There are several job queues on Vikram-100. But in general, you should not specify a queue name when submitting the job unless your requirement cannot be satisfied by the default queue, or for specific types of jobs. Jobs will be routed by default into an appropriate execution queue based upon job resource requirements. Following is the queue details of Vikram-100:
S. No | Queue Name | Maximum Cores (per user per job) | Walltime | Priority | Remarks |
1 | short | 2328 of 2328 | 15 mins | 1 | For compiling, debugging, short runs, etc. |
2 | defaultq | 512 of 2328 | 1 week | 2 | Default Queue |
3 | medium | 320 of 2328 | 15 days | 3 | For medium jobs |
4 | long | 192 of 2328 | 30 days | 4 | For long running jobs |
5 | gpu | 48 of 480 | 1 week | 0 | Only for GPU jobs |
6 | serial | 1 of 2328 | 45 days | 5 | Only one core per job |
7 | smp | 24 of 2328 | 30 days | 6 | Only for SMP jobs. Only one node per job. |
8 | garuda | 240 of 240 | ∞ | 7 | Only for Garuda users |
short queue
An LSF queue called short
has been created for test runs. Jobs in the short
queue have a higher priority than any other jobs, but they are limited to 15 minutes of CPU time. You can submit a job to the short
queue by specifying the queue name as an option via a #BSUB comment in the job script file,
#BSUB -q shortor on the
bsub
command when you submit the job:
bsub -q short < jobfile bsub -J jobname -q short -oo outfile.%J -eo errorfile.%J myprog
gpu queue
- The gpu queue has 20 GPU compute nodes and handles jobs that require access to Nvidia K40 cards for computation (e.g. CUDA, OpenACC Programs, etc). In this queue, users can run 5 jobs and queue 10 more. Jobs submitted in this queue does not count towards jobs submitted across any other queues. Submit your job to gpu queue ONLY if your job requires GPU access. Submitting a normal CPU job to
gpu
queue is strictly prohibited.
defaultq queue
- This is the default queue for the Vikram-100 HPC. You don't have to explicitly specify your job to run on this queue.
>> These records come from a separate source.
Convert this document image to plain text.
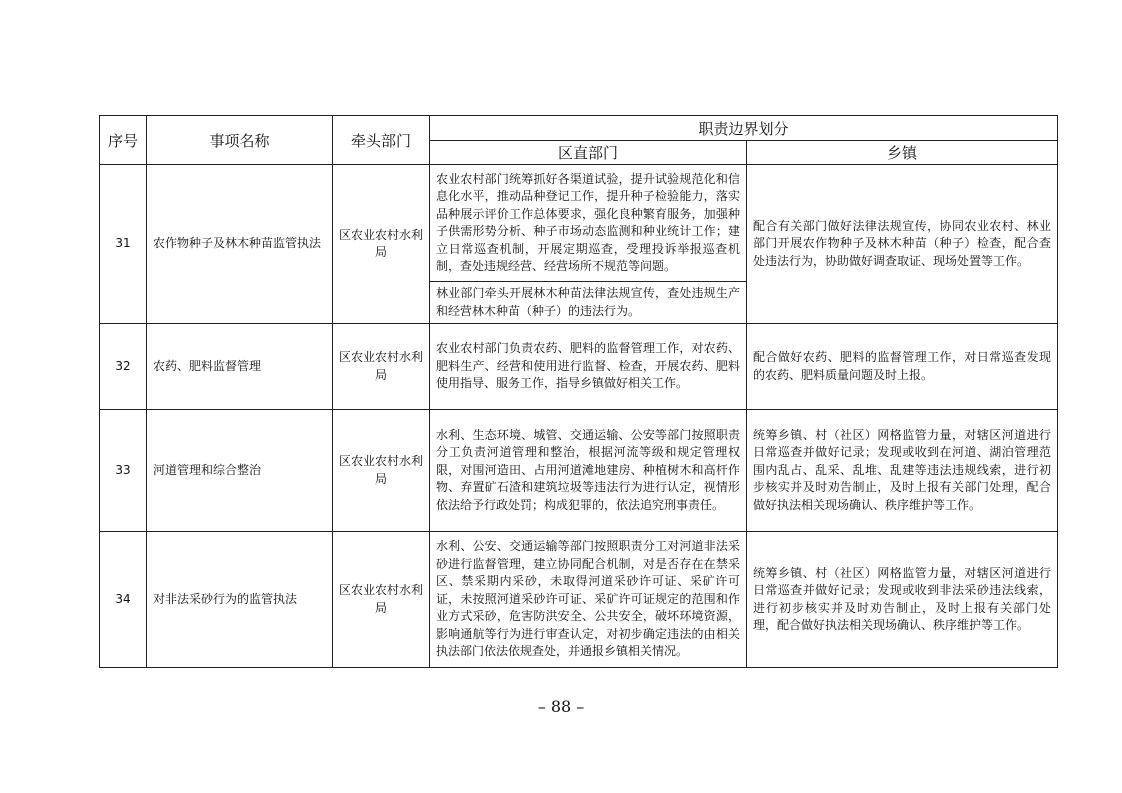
序号	事项名称	牵头部门	职责边界划分	
			区直部门	乡镇
31	农作物种子及林木种苗监管执法	区农业农村水利局	农业农村部门统筹抓好各渠道试验，提升试验规范化和信息化水平，推动品种登记工作，提升种子检验能力，落实品种展示评价工作总体要求，强化良种繁育服务，加强种子供需形势分析、种子市场动态监测和种业统计工作；建立日常巡查机制，开展定期巡查，受理投诉举报巡查机制，查处违规经营、经营场所不规范等问题。	配合有关部门做好法律法规宣传，协同农业农村、林业部门开展农作物种子及林木种苗（种子）检查，配合查处违法行为，协助做好调查取证、现场处置等工作。
			林业部门牵头开展林木种苗法律法规宣传，查处违规生产和经营林木种苗（种子）的违法行为。	
32	农药、肥料监督管理	区农业农村水利局	农业农村部门负责农药、肥料的监督管理工作，对农药、肥料生产、经营和使用进行监督、检查，开展农药、肥料使用指导、服务工作，指导乡镇做好相关工作。	配合做好农药、肥料的监督管理工作，对日常巡查发现的农药、肥料质量问题及时上报。
33	河道管理和综合整治	区农业农村水利局	水利、生态环境、城管、交通运输、公安等部门按照职责分工负责河道管理和整治，根据河流等级和规定管理权限，对围河造田、占用河道滩地建房、种植树木和高杆作物、弃置矿石渣和建筑垃圾等违法行为进行认定，视情形依法给予行政处罚；构成犯罪的，依法追究刑事责任。	统筹乡镇、村（社区）网格监管力量，对辖区河道进行日常巡查并做好记录；发现或收到在河道、湖泊管理范围内乱占、乱采、乱堆、乱建等违法违规线索，进行初步核实并及时劝告制止，及时上报有关部门处理，配合做好执法相关现场确认、秩序维护等工作。
34	对非法采砂行为的监管执法	区农业农村水利局	水利、公安、交通运输等部门按照职责分工对河道非法采砂进行监督管理，建立协同配合机制，对是否存在在禁采区、禁采期内采砂，未取得河道采砂许可证、采矿许可证，未按照河道采砂许可证、采矿许可证规定的范围和作业方式采砂，危害防洪安全、公共安全，破坏环境资源，影响通航等行为进行审查认定，对初步确定违法的由相关执法部门依法依规查处，并通报乡镇相关情况。	统筹乡镇、村（社区）网格监管力量，对辖区河道进行日常巡查并做好记录；发现或收到非法采砂违法线索，进行初步核实并及时劝告制止，及时上报有关部门处理，配合做好执法相关现场确认、秩序维护等工作。
– 88 –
This queue primarily includes 77 CPU compute nodes, however, if GPU nodes are free AND if all CPU nodes are occupied, it will schedule your jobs to the GPU nodes, albeit with low priority. It has a walltime of 1 week. If users require more walltime, they can submit to
medium
and long
queues.
serial queue
- This queue must be used if your programs are serial (requiring only one CPU core to run). In this queue, users can run 36 jobs and queue 96 more, but each job can only access one CPU. Jobs submitted in this queue does not count towards jobs submitted across any other queues.
smp queue
- This queue must be used if your programs only runs on SMP systems and cannot span across nodes. In this queue, users can run 10 jobs. Jobs submitted in this queue does not count towards jobs submitted across any other queues.
Queue policy
- Users can run a total of 5 jobs across any queue (except for ‘serial’ and ‘gpu’ queue) at a time and queue 5 more.
- In ‘gpu’ queue, users can run 5 jobs and queue 10 more. Jobs submitted in this queue does not count towards jobs submitted across any other queues.
- In ‘serial’ queue, users can run 36 jobs and queue 96 more, but each job can only access one CPU. Jobs submitted in this queue does not count towards jobs submitted across any other queues.
- In ‘smp’ queue, users can run 10 jobs. Each job can only run on one node.